Outrage grows over the police killing of woman in Mexico
MEXICO CITY — Outrage grew in Mexico and El Salvador as Mexican authorities said Monday that an autopsy of a Salvadoran woman who died in police custody confirmed that police broke her neck.
President Andres Manuel Lopez Obrador flatly said that Victoria Esperanza Salazar was murdered by police in the Caribbean resort of Tulum.
Victoria Esperanza Salazar let out a scream Saturday afternoon as a female police officer knelt on her back to cuff her hands behind her. Salazar was face down on the street and barefoot. Her feet flailed. Several people passed slowly by on a bicycle. There were food stands a few yards away.
Clips of video cobbled together give no sense of how much time elapsed. Then three other officers are seen standing around her motionless body still face down, chatting casually. Later, three officers lift her handcuffed body into the back of a police pickup and drive away.
Video circulating on social media does not show events before Salazar was face down on the street with the officer on top of her.
An autopsy concluded that Salazar died from a broken neck. The examination found, “a fracture of part of the upper spinal column produced by the rupture of the first and second vertebra, which caused the loss of the victim,” Oscar Montes de Oca, state prosecutor of Quintana Roo, said in a video.
The injuries were “compatible and coincide with submission maneuvers applied to the victim during her detention” and demonstrate a “disproportionate” use of force. He said his office was preparing femicide charges against the four police officers.
Salazar had been living in Mexico for some years on a “humanitarian visa,” El Salvador President Nayib Bukele said. “She was brutally murdered by Tulum police officers in Quintana Roo, Mexico,” the president wrote. He said the government would support Salazar’s two daughters.
“I see thousands of outraged Mexicans, demanding justice for our compatriot,” Bukele said. “They are as outraged as we are.
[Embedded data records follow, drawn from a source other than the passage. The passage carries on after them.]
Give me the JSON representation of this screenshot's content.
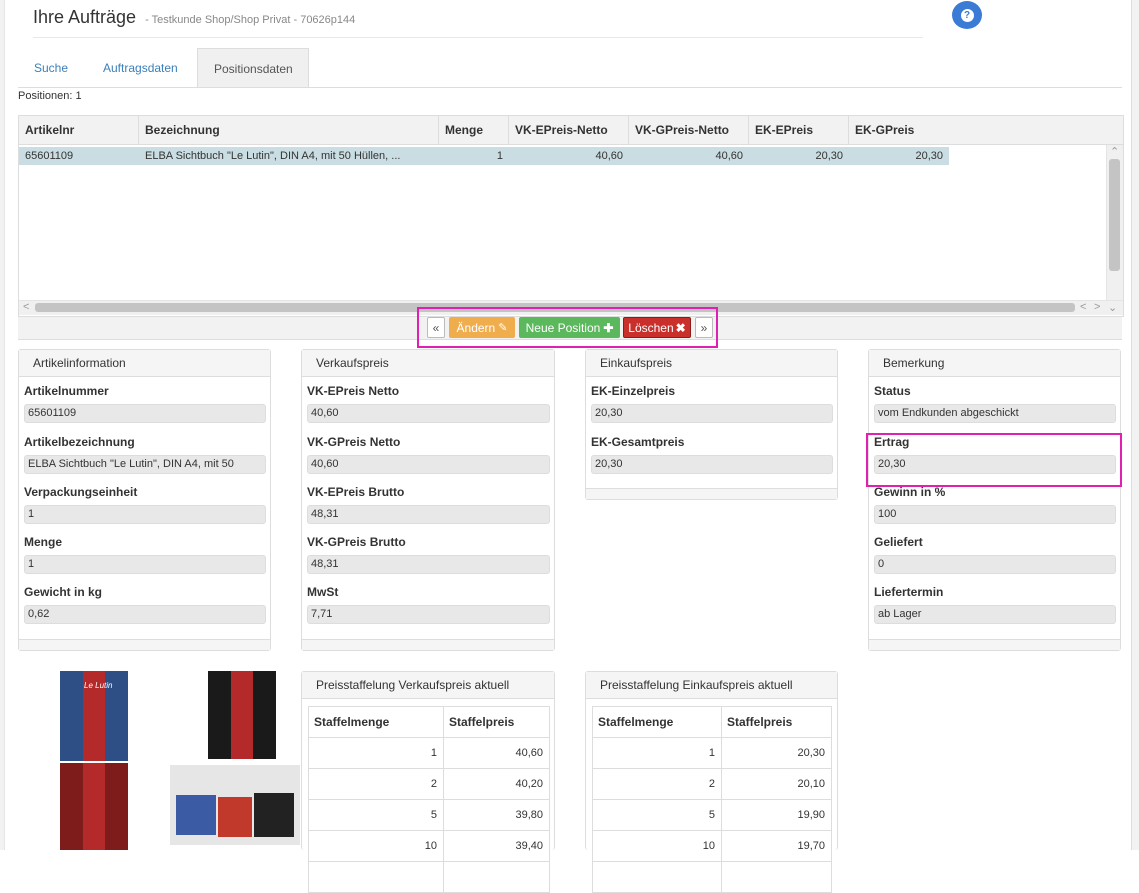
{
  "header": {
    "title": "Ihre Aufträge",
    "subtitle": "- Testkunde Shop/Shop Privat - 70626p144",
    "help_icon": "?"
  },
  "tabs": [
    {
      "label": "Suche"
    },
    {
      "label": "Auftragsdaten"
    },
    {
      "label": "Positionsdaten"
    }
  ],
  "positions_count": "Positionen: 1",
  "grid": {
    "columns": [
      "Artikelnr",
      "Bezeichnung",
      "Menge",
      "VK-EPreis-Netto",
      "VK-GPreis-Netto",
      "EK-EPreis",
      "EK-GPreis"
    ],
    "rows": [
      {
        "artikelnr": "65601109",
        "bezeichnung": "ELBA Sichtbuch \"Le Lutin\", DIN A4, mit 50 Hüllen, ...",
        "menge": "1",
        "vk_e_netto": "40,60",
        "vk_g_netto": "40,60",
        "ek_e": "20,30",
        "ek_g": "20,30"
      }
    ]
  },
  "actions": {
    "prev": "«",
    "edit": "Ändern",
    "new": "Neue Position",
    "delete": "Löschen",
    "next": "»",
    "colors": {
      "edit": "#f0ad4e",
      "new": "#5cb85c",
      "delete": "#c9302c"
    }
  },
  "panels": {
    "artikel": {
      "title": "Artikelinformation",
      "fields": [
        {
          "label": "Artikelnummer",
          "value": "65601109"
        },
        {
          "label": "Artikelbezeichnung",
          "value": "ELBA Sichtbuch \"Le Lutin\", DIN A4, mit 50"
        },
        {
          "label": "Verpackungseinheit",
          "value": "1"
        },
        {
          "label": "Menge",
          "value": "1"
        },
        {
          "label": "Gewicht in kg",
          "value": "0,62"
        }
      ]
    },
    "verkauf": {
      "title": "Verkaufspreis",
      "fields": [
        {
          "label": "VK-EPreis Netto",
          "value": "40,60"
        },
        {
          "label": "VK-GPreis Netto",
          "value": "40,60"
        },
        {
          "label": "VK-EPreis Brutto",
          "value": "48,31"
        },
        {
          "label": "VK-GPreis Brutto",
          "value": "48,31"
        },
        {
          "label": "MwSt",
          "value": "7,71"
        }
      ]
    },
    "einkauf": {
      "title": "Einkaufspreis",
      "fields": [
        {
          "label": "EK-Einzelpreis",
          "value": "20,30"
        },
        {
          "label": "EK-Gesamtpreis",
          "value": "20,30"
        }
      ]
    },
    "bemerkung": {
      "title": "Bemerkung",
      "fields": [
        {
          "label": "Status",
          "value": "vom Endkunden abgeschickt"
        },
        {
          "label": "Ertrag",
          "value": "20,30"
        },
        {
          "label": "Gewinn in %",
          "value": "100"
        },
        {
          "label": "Geliefert",
          "value": "0"
        },
        {
          "label": "Liefertermin",
          "value": "ab Lager"
        }
      ]
    }
  },
  "staffel_vk": {
    "title": "Preisstaffelung Verkaufspreis aktuell",
    "headers": [
      "Staffelmenge",
      "Staffelpreis"
    ],
    "rows": [
      [
        "1",
        "40,60"
      ],
      [
        "2",
        "40,20"
      ],
      [
        "5",
        "39,80"
      ],
      [
        "10",
        "39,40"
      ],
      [
        "",
        ""
      ]
    ]
  },
  "staffel_ek": {
    "title": "Preisstaffelung Einkaufspreis aktuell",
    "headers": [
      "Staffelmenge",
      "Staffelpreis"
    ],
    "rows": [
      [
        "1",
        "20,30"
      ],
      [
        "2",
        "20,10"
      ],
      [
        "5",
        "19,90"
      ],
      [
        "10",
        "19,70"
      ],
      [
        "",
        ""
      ]
    ]
  },
  "product_images": {
    "brand_text": "Le Lutin",
    "colors": {
      "blue": "#2d4f86",
      "red": "#b42a2a",
      "dark_red": "#7e1c1c",
      "black": "#1a1a1a"
    }
  },
  "highlight_color": "#e020b0"
}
Let us not forget that it was not the Mexican people who committed this crime, but rather some criminals in the Tulum police.”
Lopez Obrador swore Monday that those responsible would be punished.
“She was brutally treated and murdered,” Lopez Obrador said. “It is an event that fills us with pain and shame.”
Protest marches were scheduled for later Monday in Tulum and Mexico City.
The scenes were reminiscent of the death of George Floyd in Minneapolis in 2020.
Following the autopsy results, Quintana Roo state security chief Lucio Hernandez Gutierrez said that in addition to the four police officers involved in the events, Tulum’s police chief was also fired Monday.
He called the video of the killing “shameful and conclusive.”